Şener, şunları kaydetti:
"Nakliyecilerimize tahsis edilen geçiş belgesi kotalarının kısıtlı olması nedeniyle, özellikle AB ülkelerine yönelik ihraç taşımalarımızda sağlanan artış, ne yazık ki, son yıllarda Türkiye'nin ihracatındaki kayda değer yükselişin gerisinde kalmakta; Türkiye - AB ticaret hacmi Türkiye'nin aleyhine olmak kaydıyla, yeterince gelişememektedir. Ülkemizin ihracat performansı ile taşıma sayılarını karşılaştırdığımız zaman da görmekteyiz ki; AB ülkeleri tarafından ülkemiz nakliyecilerine tahsis edilen geçiş belgesi kotalarında yıldan yıla yapılan cüzi ya da önemli miktardaki artışlar, bu ülkelere yönelik ihracat artışımızı karşılamaya, taşımaya yetmemektedir."
Başta AB ülkeleri olmak üzere 43 ülkenin uyguladığı taşıma kotaları nedeniyle Türkiye'den sevk edilen malların varış ülkelerine en ekonomik yolu takip ederek ulaşamadığını dile getiren Şener, sözlerine şöyle devam etti:
"Transit geçişler dolambaçlı ve masraflı şekilde gerçekleşebilmektedir. Bu durum, sonuçta Türkiye'nin ihraç ürünlerinin AB ülkelerindeki alıcılarına daha pahalı ve geç ulaşmasına neden olmaktadır.
Doğuş Üniversitesi ile gerçekleştirdiğimiz bir araştırmada, geçiş belgesi sıkıntısından dolayı aksayan taşımalar, sınır beklemeleri ve teslimatlarda yaşanan gecikmelerin ihracatçılarımıza ve sanayi malı üreticilerimize yıllık 6 milyar doları bulan bir ek maliyet getirdiği ortaya çıktı. Dolayısıyla, burada saptadığımız en önemli husus şudur: Türk taşımacılarına karşı uygulanmakta olan kotanın esas muhatabı, başta 24 AB ülkesi olmak üzere, kota uygulayan ülkelere ihraç edilen sanayi ürünlerimizdir."
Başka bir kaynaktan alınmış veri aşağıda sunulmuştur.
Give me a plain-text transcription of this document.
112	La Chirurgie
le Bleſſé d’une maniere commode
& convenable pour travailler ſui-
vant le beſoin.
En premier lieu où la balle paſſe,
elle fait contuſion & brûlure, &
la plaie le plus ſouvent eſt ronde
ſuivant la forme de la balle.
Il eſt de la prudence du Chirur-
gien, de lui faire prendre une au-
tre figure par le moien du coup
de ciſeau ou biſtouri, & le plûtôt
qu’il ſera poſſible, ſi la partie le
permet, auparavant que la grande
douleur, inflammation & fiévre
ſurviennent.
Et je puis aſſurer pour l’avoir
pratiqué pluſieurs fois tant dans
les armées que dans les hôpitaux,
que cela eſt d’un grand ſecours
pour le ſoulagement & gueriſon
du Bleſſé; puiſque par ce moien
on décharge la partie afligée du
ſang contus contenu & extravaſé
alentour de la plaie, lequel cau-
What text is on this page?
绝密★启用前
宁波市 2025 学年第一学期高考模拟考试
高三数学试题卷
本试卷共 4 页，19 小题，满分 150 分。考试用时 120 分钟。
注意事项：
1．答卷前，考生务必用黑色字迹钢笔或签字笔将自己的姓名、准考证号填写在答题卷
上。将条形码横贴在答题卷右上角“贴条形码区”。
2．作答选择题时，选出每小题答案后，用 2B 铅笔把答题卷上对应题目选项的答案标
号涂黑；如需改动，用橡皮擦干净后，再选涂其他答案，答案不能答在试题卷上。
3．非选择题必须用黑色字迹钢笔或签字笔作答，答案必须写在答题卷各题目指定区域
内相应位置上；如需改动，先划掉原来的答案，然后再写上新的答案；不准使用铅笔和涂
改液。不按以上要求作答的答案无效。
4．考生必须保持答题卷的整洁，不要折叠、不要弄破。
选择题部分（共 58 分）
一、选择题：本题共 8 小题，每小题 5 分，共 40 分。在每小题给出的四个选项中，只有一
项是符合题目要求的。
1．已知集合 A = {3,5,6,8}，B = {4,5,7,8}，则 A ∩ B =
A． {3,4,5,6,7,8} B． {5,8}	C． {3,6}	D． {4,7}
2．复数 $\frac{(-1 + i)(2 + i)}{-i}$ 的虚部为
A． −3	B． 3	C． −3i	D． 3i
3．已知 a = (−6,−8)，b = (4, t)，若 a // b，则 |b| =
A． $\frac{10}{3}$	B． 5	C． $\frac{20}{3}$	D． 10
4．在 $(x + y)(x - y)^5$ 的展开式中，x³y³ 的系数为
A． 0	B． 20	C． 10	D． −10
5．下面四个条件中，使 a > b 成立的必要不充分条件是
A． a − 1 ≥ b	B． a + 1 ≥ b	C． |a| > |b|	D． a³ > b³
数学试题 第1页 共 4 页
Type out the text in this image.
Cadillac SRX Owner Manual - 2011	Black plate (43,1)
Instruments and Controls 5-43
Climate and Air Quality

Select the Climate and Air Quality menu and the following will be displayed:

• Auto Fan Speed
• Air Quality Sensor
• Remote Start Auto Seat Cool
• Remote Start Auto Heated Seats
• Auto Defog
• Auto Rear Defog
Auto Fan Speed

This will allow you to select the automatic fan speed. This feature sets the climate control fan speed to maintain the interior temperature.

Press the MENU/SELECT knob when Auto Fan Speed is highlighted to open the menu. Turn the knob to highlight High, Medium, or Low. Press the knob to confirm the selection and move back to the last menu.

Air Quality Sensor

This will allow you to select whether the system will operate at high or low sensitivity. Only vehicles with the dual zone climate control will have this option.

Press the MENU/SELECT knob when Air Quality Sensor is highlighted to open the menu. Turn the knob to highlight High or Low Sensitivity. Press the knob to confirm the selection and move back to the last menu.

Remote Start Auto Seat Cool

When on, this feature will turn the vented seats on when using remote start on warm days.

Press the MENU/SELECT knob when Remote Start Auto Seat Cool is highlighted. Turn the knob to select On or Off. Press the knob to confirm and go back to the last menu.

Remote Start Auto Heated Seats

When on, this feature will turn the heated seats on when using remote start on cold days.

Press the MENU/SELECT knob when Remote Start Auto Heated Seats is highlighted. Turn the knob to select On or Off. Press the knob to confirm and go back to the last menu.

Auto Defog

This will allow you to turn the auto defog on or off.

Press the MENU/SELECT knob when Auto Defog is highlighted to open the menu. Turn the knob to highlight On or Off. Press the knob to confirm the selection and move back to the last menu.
Avrupa taşımalarında yaşanan geçiş belgesi (taşıma) kotaları ve sürücü vizeleri gibi tarife dışı kısıtlamaların, Türk nakliyecilerinin pazar payının da son yıllarda giderek erimesine yol açtığını vurgulayan Şener, "Adeta sektörde bir kan kaybı yaşanmaktadır. Batı sınır kapılarımızdan gerçekleşen ihracatta, son 10 yılda nakliyecilerimiz yüzde 10'a varan pazar kaybı yaşadı. İhraç taşımalarımızdaki yabancı payı, kota ve vize gibi sıkıntıları olmayan yabancı nakliyeciler lehine hızla artıyor" diye konuştu.